Gun: Ruger SRH, 454 Casull, 7.5" bbl
45 Colt loading:
W-W brass, new
CCI 300 "standard" pistol primer
8.5 grs Unique powder (2009 manufacture)
Bullet is Lyman 454190, 250gr cast, plain base, sized/lubed to .454"
I chrono'd some of these loads today, and was kind of surprised at the ES (extreme spread). This is the result of 5 rounds @ 15':
I thought the ES of 70fps was kind of high, but maybe this is normal for this round fired in the longer chamber? (454 Casull). They say this bullet is the old classic design for the Colt, so I went with it. All charges were carefully & individually weighed out one at a time on a scale, then bullets seated immediately with a light roll crimp.
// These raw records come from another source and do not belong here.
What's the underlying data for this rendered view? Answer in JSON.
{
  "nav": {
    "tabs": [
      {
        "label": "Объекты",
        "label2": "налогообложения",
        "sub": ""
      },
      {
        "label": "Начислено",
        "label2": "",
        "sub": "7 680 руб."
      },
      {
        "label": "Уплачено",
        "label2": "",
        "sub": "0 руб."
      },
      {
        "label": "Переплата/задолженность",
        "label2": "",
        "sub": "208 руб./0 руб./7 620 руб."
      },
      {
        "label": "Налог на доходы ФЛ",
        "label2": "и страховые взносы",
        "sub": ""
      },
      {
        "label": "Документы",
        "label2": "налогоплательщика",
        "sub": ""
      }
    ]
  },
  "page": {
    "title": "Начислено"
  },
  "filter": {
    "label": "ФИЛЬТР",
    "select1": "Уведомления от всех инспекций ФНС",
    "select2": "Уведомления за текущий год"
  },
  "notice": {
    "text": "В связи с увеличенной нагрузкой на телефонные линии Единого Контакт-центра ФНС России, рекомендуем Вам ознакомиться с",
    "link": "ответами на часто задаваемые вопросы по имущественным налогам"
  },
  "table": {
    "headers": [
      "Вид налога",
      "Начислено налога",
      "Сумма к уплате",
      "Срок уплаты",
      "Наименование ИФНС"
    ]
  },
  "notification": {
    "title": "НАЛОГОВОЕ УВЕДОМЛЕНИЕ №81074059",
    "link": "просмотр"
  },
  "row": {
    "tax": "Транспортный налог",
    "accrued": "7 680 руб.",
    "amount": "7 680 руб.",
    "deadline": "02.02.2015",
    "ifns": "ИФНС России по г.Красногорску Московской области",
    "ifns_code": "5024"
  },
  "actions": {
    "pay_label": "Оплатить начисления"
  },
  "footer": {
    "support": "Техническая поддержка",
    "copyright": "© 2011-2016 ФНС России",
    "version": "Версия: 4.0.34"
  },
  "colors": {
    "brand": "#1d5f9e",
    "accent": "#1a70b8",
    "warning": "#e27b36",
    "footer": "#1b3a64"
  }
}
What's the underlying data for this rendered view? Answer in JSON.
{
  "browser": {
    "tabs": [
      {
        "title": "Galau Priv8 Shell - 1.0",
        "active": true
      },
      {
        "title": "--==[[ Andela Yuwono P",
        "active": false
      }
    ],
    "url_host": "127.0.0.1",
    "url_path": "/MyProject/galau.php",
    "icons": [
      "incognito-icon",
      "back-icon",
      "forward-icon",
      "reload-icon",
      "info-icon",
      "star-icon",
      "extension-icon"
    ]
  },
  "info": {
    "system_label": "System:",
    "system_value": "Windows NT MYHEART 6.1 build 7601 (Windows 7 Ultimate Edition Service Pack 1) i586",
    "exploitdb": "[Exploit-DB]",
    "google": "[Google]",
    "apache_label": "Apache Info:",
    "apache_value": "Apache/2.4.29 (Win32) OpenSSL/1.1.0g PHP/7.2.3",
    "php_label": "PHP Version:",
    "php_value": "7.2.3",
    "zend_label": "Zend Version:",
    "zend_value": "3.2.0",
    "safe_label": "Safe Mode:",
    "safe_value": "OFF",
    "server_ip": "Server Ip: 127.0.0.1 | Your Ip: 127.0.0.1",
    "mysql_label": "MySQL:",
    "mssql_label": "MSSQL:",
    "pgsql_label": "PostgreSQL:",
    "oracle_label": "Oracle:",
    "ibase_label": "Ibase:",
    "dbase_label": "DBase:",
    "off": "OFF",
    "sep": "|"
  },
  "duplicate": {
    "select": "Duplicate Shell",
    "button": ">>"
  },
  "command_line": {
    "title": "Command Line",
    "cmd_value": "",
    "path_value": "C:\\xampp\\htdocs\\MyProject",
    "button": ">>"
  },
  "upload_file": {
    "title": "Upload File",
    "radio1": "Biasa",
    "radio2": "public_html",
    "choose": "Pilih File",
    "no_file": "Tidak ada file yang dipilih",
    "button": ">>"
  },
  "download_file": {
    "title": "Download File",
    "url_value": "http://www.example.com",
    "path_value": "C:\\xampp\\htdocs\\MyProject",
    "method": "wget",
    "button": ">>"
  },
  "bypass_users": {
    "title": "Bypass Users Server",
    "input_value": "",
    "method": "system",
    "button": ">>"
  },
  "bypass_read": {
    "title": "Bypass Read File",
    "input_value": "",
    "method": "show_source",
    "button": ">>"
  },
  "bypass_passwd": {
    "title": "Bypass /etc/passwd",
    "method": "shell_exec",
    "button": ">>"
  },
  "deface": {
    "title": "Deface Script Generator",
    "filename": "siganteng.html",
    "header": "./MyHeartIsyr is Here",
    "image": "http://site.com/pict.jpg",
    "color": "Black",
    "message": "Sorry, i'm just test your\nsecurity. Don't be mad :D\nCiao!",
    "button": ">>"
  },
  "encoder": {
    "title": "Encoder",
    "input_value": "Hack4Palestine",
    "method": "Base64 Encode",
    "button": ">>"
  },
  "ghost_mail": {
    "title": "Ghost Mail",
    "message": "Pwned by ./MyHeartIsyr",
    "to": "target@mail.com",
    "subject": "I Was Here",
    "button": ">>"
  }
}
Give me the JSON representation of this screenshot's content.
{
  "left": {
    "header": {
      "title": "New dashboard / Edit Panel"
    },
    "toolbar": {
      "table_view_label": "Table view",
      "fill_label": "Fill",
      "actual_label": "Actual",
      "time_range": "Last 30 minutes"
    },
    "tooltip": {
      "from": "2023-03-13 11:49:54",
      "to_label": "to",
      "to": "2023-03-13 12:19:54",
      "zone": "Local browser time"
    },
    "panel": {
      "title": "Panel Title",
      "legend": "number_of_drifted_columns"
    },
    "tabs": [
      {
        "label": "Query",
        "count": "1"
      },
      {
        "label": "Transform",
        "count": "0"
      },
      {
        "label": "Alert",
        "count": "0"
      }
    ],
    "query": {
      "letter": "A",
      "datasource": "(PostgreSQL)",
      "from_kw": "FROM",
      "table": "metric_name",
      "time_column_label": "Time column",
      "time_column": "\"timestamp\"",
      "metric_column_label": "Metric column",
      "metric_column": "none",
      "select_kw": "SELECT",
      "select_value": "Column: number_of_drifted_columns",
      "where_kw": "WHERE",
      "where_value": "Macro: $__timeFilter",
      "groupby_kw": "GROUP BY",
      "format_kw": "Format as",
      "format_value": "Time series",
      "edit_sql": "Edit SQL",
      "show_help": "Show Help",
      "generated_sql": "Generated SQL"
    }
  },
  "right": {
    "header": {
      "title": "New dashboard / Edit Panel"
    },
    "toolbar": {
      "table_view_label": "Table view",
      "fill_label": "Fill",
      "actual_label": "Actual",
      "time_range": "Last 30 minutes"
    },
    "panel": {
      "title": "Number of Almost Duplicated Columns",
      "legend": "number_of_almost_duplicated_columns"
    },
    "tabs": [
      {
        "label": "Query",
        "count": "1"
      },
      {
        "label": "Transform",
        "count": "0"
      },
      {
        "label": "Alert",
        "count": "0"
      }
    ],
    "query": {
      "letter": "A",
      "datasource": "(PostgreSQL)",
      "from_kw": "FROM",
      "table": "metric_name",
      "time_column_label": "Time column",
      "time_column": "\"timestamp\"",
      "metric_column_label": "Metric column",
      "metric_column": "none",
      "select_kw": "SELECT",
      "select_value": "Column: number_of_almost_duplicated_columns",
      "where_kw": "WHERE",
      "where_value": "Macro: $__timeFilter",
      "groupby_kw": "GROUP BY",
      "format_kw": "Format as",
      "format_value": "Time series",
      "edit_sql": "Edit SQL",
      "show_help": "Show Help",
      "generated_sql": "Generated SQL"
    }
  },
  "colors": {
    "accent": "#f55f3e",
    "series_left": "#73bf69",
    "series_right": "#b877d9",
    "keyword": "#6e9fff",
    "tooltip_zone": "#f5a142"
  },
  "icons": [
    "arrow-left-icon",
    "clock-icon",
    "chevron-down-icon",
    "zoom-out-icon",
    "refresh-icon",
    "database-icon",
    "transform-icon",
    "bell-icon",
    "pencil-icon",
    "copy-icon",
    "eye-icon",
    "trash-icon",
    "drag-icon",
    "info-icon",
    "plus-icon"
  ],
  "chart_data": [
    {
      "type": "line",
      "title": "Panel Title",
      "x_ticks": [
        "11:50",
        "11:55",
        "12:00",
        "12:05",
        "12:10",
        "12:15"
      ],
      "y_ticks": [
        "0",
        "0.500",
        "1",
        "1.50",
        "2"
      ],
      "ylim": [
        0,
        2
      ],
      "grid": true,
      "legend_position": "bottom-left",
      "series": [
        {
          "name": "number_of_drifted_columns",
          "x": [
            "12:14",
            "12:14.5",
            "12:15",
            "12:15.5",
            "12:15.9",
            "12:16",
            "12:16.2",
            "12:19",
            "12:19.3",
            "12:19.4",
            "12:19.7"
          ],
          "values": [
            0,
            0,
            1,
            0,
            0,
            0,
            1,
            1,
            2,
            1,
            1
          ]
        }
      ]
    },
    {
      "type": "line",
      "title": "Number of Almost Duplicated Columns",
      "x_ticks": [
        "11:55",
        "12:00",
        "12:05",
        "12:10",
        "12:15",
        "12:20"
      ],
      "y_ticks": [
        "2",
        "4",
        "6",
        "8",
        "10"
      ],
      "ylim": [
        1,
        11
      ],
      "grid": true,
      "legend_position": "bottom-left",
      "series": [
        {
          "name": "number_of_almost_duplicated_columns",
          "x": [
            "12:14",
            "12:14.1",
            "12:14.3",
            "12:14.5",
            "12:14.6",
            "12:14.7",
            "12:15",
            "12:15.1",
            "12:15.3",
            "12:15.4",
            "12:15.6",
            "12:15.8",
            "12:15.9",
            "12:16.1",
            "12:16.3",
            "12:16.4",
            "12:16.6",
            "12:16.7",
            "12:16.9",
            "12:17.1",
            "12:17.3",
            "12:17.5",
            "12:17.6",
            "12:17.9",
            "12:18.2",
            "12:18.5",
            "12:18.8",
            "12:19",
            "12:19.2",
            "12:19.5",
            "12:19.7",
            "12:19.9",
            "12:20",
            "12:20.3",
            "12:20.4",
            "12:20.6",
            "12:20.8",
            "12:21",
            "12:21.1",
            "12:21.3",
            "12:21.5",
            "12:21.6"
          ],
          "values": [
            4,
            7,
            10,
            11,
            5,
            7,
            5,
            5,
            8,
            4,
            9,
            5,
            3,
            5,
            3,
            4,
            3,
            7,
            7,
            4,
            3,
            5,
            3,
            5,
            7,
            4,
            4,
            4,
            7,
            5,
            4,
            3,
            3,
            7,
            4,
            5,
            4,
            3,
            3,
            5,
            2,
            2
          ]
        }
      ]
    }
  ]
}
The powder manufacturer (Alliant) suggests 9.5grs for a 250gr lead bullet for a velocity of 941fps, but some of this will be fired in a much smaller, lighter, 45 Colt-only chambered gun (Taurus "Judge"), which doesn't have near the strength of the 454 Ruger, so I dropped down a grain to "err on the safe side". Do you think I need to bump the charge up a little to get the ES to "settle down"? Or maybe use less powder? (the case is only about half full, as it is, with this charge weight) Should I change to a "magnum" primer?
I'd consider switching to a different powder, but I have a 8 lb canister full of this and would like to use it, not just have it taking up space and gathering dust on a shelf. I have a .452" sizer die also, but have not tried that. Although the bullets were cast from regular wheelweights, I found leading to be almost non-existant. It was so windy during the testing that I made no effort to check accuracy. I have not encountered any of the problems others have sometimes mentioned about firing Colt rounds in a 454, then having problems later on chambering the longer 454 Casull round, even after some 200 or so Colt rounds fired thus far. Tips, ideas, suggestions?